Digital banking is evolving amid growing investor interest in cryptocurrency. Consumers and commercial entities continue to demand offerings and services for digital assets, and the pandemic has accelerated this push.
This rise of digital assets will have far-reaching implications for the entire banking sector for years to come. It’s crucial for executive teams at traditional banks to understand how best to capitalize on these changes, where the risks lie, and how to prepare for the future of banking. For banks weighing how and when to start offering digital asset services, here are four key things leadership teams should do:
- Prepare to stake a claim. The evolution of money toward digital assets is affecting bank and fintech organizations globally. Companies should proactively think through adjustments now that will enable them to keep up with this rapid pace of change. At the start of this century, when mobile banking apps first began appearing and banks started offering remote deposit captures for checks, organizations that were slow to adopt these technologies wound up left behind. Banks need to make considerations now in anticipation of disruptions from digital assets in the future.
- Assess technology investments. A crucial determinant in how successful a bank will be in deploying digital asset-related services is how well equipped and properly aligned its technology platforms, vendors, policies, and procedures are. One of the primary concerns for traditional banks will be assessing their existing core banking platform; many leading vendors do not have blockchain and digital asset capabilities available at this time. This type of readiness is key if bank management hopes to avoid significant technology debt into the next decade. Additionally, banks will need to assess whether it makes sense to partner, buy or build the necessary technology components to transact, take custody of, settle and potentially issue digital assets.
- Prepare for growing demand. As digital assets become more mainstream, institutional adoption will increase amid rising consumer demand, especially from millennial and Generation Z customers. The rapid growth of digital assets just in the last year only emphasizes that the adoption of such assets will be the next phase of evolution for banks. That also involves added responsibilities and regulatory compliance that executives need to start understanding now.
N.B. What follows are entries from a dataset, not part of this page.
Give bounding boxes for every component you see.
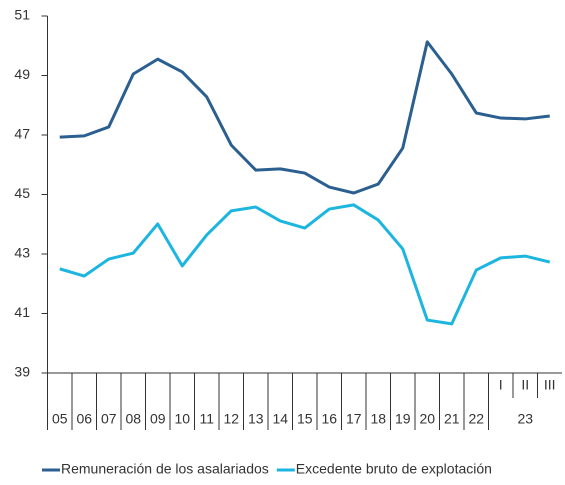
x-tick-label: 15 <box>297 411 313 427</box>
x-tick-label: 14 <box>272 411 288 427</box>
y-tick-label: 43 <box>14 245 30 261</box>
x-tick-label: 06 <box>76 411 92 427</box>
x-tick-label: 18 <box>370 411 386 427</box>
y-tick-label: 51 <box>14 7 30 23</box>
y-tick-label: 47 <box>14 126 30 142</box>
x-tick-label: 16 <box>321 411 337 427</box>
series-line <box>59 203 551 326</box>
y-tick-label: 45 <box>14 185 30 201</box>
x-tick-label: 21 <box>444 411 460 427</box>
x-tick-label: 13 <box>248 411 264 427</box>
x-tick-label: 22 <box>468 411 484 427</box>
x-tick-label: 11 <box>199 411 214 427</box>
y-tick-label: 41 <box>14 304 30 320</box>
x-tick-label: 08 <box>125 411 141 427</box>
x-group-label: 23 <box>517 411 533 427</box>
x-tick-label: 05 <box>52 411 68 427</box>
legend-label: Excedente bruto de explotación <box>296 461 492 477</box>
x-tick-label: 19 <box>395 411 411 427</box>
y-tick-label: 39 <box>14 364 30 380</box>
series-line <box>59 40 550 195</box>
x-tick-label: 12 <box>223 411 239 427</box>
x-tick-label: I <box>499 377 503 393</box>
legend-label: Remuneración de los asalariados <box>61 461 269 477</box>
x-tick-label: 17 <box>346 411 362 427</box>
x-tick-label: 10 <box>174 411 190 427</box>
x-tick-label: 07 <box>101 411 117 427</box>
y-tick-label: 49 <box>14 66 30 82</box>
x-tick-label: III <box>544 377 556 393</box>
x-tick-label: 20 <box>419 411 435 427</box>
x-tick-label: 09 <box>150 411 166 427</box>
x-tick-label: II <box>521 377 529 393</box>
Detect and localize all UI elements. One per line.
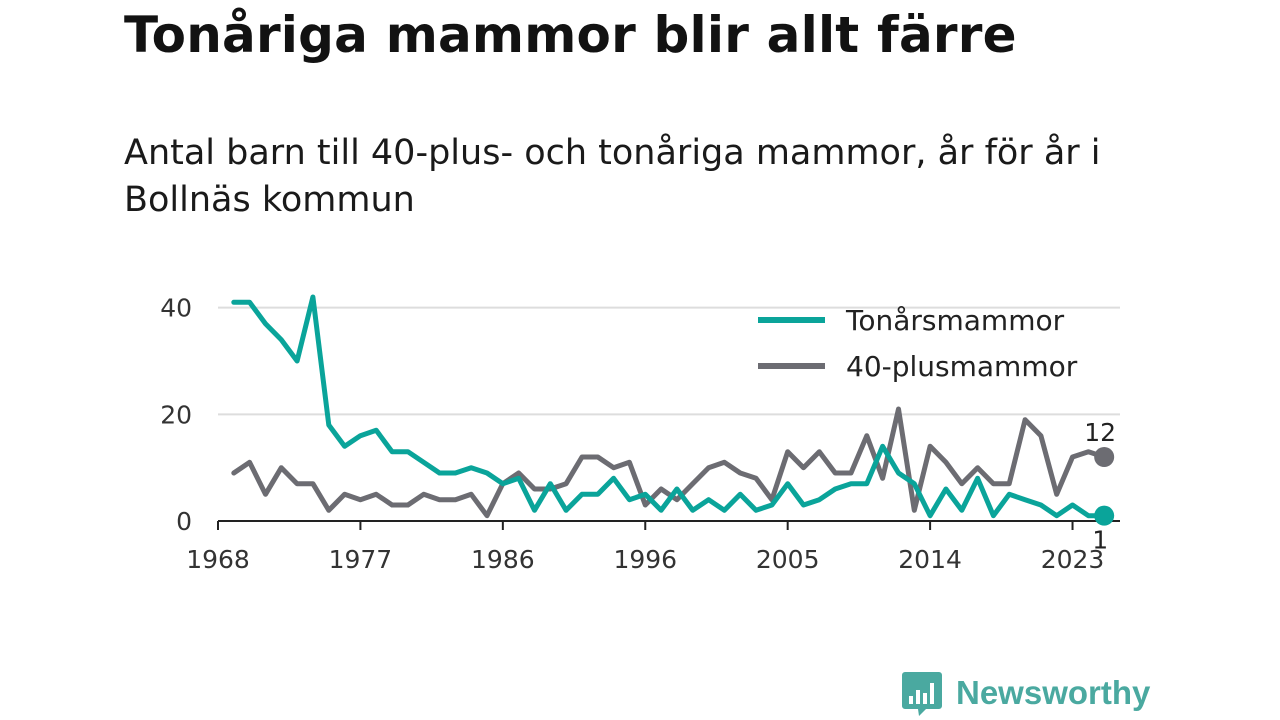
end-label-forty-plus: 12 — [1084, 418, 1116, 447]
legend: Tonårsmammor 40-plusmammor — [758, 304, 1078, 383]
x-tick-label: 1977 — [329, 545, 393, 574]
y-tick-label: 0 — [176, 507, 192, 536]
legend-label: Tonårsmammor — [845, 304, 1065, 337]
brand-logo: Newsworthy — [902, 668, 1150, 718]
y-tick-label: 40 — [160, 294, 192, 323]
legend-label: 40-plusmammor — [846, 350, 1078, 383]
chart-subtitle: Antal barn till 40-plus- och tonåriga ma… — [124, 133, 1101, 220]
x-tick-label: 2014 — [898, 545, 962, 574]
series-line-teen — [231, 294, 1107, 519]
x-tick-label: 2023 — [1041, 545, 1105, 574]
gridlines — [218, 306, 1120, 416]
end-point-teen — [1094, 505, 1115, 526]
axes: 0 20 40 1968 1977 1986 1996 2005 2014 2023 — [160, 294, 1120, 574]
series-lines: 12 1 — [231, 294, 1116, 555]
chart-title: Tonåriga mammor blir allt färre — [124, 6, 1017, 64]
y-tick-label: 20 — [160, 400, 192, 429]
end-point-forty-plus — [1094, 447, 1115, 467]
bar-chart-speech-bubble-icon — [902, 672, 942, 716]
end-label-teen: 1 — [1092, 526, 1108, 555]
series-line-forty-plus — [231, 406, 1107, 519]
x-tick-label: 1986 — [471, 545, 535, 574]
brand-name: Newsworthy — [956, 674, 1151, 711]
x-tick-label: 1968 — [186, 545, 250, 574]
x-tick-label: 1996 — [613, 545, 677, 574]
x-tick-label: 2005 — [756, 545, 820, 574]
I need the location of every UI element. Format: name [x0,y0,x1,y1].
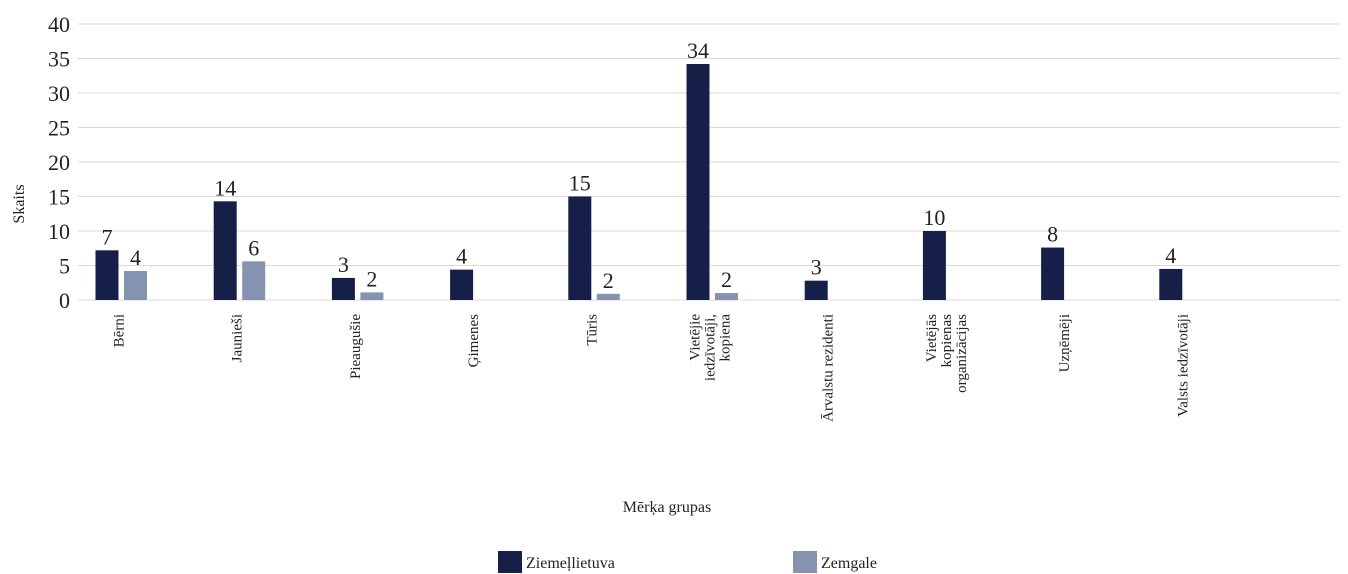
data-label: 4 [130,245,141,270]
data-label: 34 [687,38,709,63]
bar-zemgale [124,271,147,300]
data-label: 2 [366,266,377,291]
bar-zemgale [242,261,266,300]
y-tick-label: 15 [48,185,70,210]
y-tick-label: 10 [48,219,70,244]
bars [95,64,1183,301]
x-tick-label-line: Jaunieši [230,314,246,362]
y-tick-label: 30 [48,81,70,106]
x-tick-label: Uzņēmēji [1057,314,1073,372]
x-tick-label-line: Tūris [584,314,600,346]
bar-zemgale [596,293,620,300]
bar-ziemellietuva [95,250,119,300]
x-tick-label: Ārvalstu rezidenti [821,314,837,422]
x-tick-label: Bērni [112,314,128,347]
y-axis-ticks: 0 5 10 15 20 25 30 35 40 [48,12,70,313]
x-tick-label-line: Valsts iedzīvotāji [1175,314,1191,417]
bar-ziemellietuva [568,196,592,300]
bar-zemgale [360,292,384,300]
x-tick-label-line: Vietējās [924,314,940,362]
data-label: 2 [721,267,732,292]
data-label: 8 [1047,222,1058,247]
data-label: 4 [456,244,467,269]
x-axis-ticks: Bērni Jaunieši Pieaugušie Ģimenes Tūris Vietē… [112,314,1192,422]
y-tick-label: 5 [59,254,70,279]
y-tick-label: 0 [59,288,70,313]
x-tick-label: Tūris [584,314,600,346]
bar-zemgale [715,293,738,300]
y-tick-label: 20 [48,150,70,175]
legend-swatch [498,551,522,573]
x-tick-label-line: iedzīvotāji, [703,314,719,381]
data-label: 2 [603,268,614,293]
x-tick-label-line: organizācijas [954,314,970,393]
x-tick-label-line: kopienas [939,314,955,367]
x-tick-label-line: kopiena [718,314,734,362]
bar-ziemellietuva [804,280,828,300]
data-label: 6 [248,235,259,260]
data-label: 7 [102,224,113,249]
data-label: 4 [1165,243,1176,268]
y-axis-title: Skaits [11,184,28,223]
x-tick-label: Ģimenes [466,314,482,367]
x-tick-label: Valsts iedzīvotāji [1175,314,1191,417]
x-tick-label: Pieaugušie [348,314,364,379]
legend: Ziemeļlietuva Zemgale [498,551,877,573]
x-tick-label-line: Uzņēmēji [1057,314,1073,372]
data-label: 15 [569,171,591,196]
bar-ziemellietuva [1159,268,1183,300]
x-tick-label: Jaunieši [230,314,246,362]
data-label: 14 [214,175,236,200]
x-tick-label-line: Bērni [112,314,128,347]
x-axis-title: Mērķa grupas [623,499,711,516]
y-tick-label: 35 [48,47,70,72]
y-tick-label: 40 [48,12,70,37]
x-tick-label: Vietējie iedzīvotāji, kopiena [688,314,734,381]
bar-ziemellietuva [450,269,474,300]
data-label: 3 [811,255,822,280]
legend-label: Ziemeļlietuva [526,555,615,572]
x-tick-label-line: Pieaugušie [348,314,364,379]
bar-ziemellietuva [922,231,946,300]
legend-label: Zemgale [821,555,877,572]
bar-ziemellietuva [1041,247,1065,300]
data-label: 10 [923,205,945,230]
bar-ziemellietuva [686,64,710,301]
x-tick-label: Vietējās kopienas organizācijas [924,314,970,393]
x-tick-label-line: Ģimenes [466,314,482,367]
data-label: 3 [338,252,349,277]
x-tick-label-line: Ārvalstu rezidenti [821,314,837,422]
bar-ziemellietuva [331,277,355,300]
y-tick-label: 25 [48,116,70,141]
legend-swatch [793,551,817,573]
bar-ziemellietuva [213,201,237,300]
x-tick-label-line: Vietējie [688,314,704,361]
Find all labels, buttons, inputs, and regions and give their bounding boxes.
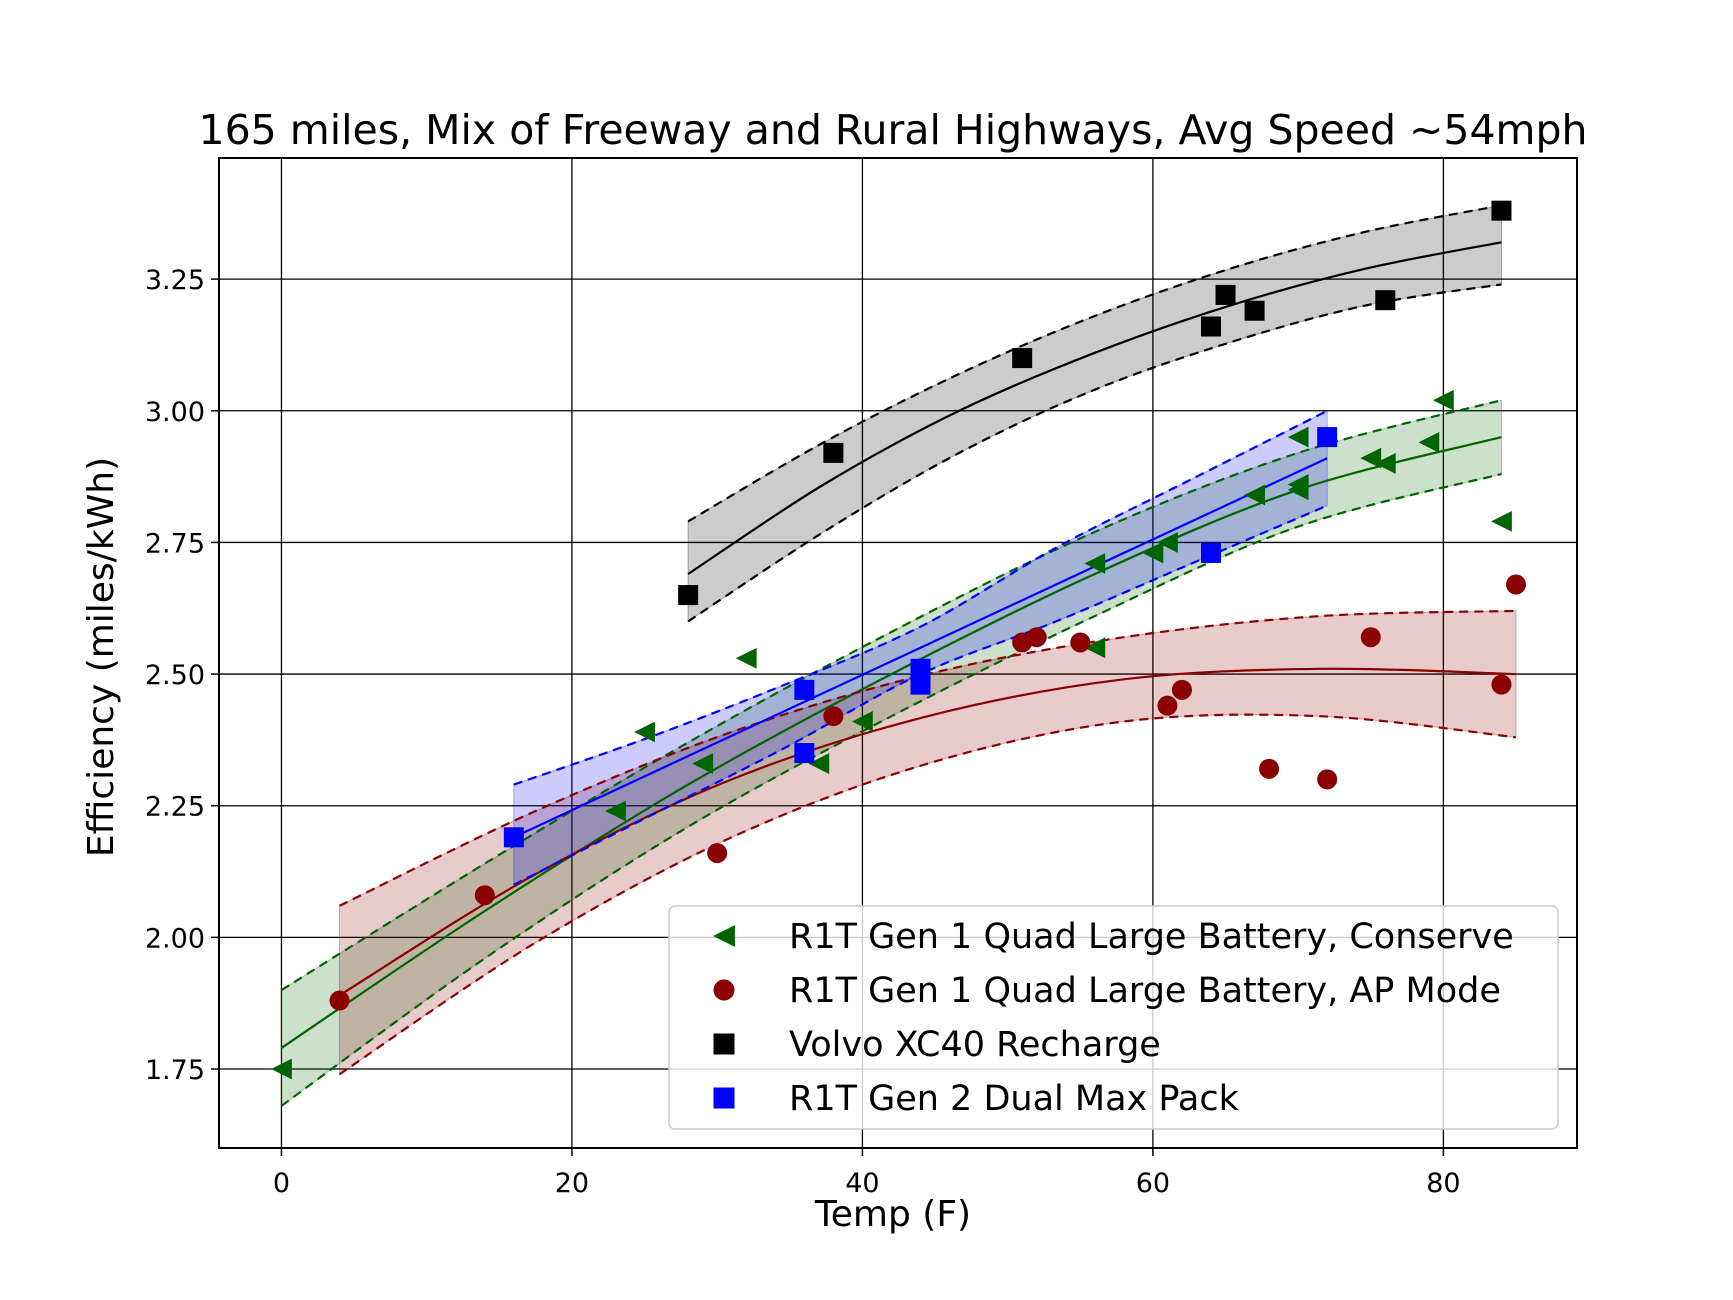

- Mind the regulator. The era of digital assets is new, and as such, there is heightened scrutiny around related services and offerings. Executives will need to assess existing “know your customer” compliance obligations and update accordingly. Banks also need to understand the necessary capital expenditures related to deploying digital asset services. Regulators will be especially interested in not just what’s under the hood, but how banks are managing these new parts.
Banks that are contemplating or already in the process of deploying digital asset services will need to understand the regulatory requirements in this space and make upgrades to their core banking platforms to make sure those systems can interface with blockchain and other distributed web (sometimes called Web 3.0) technologies.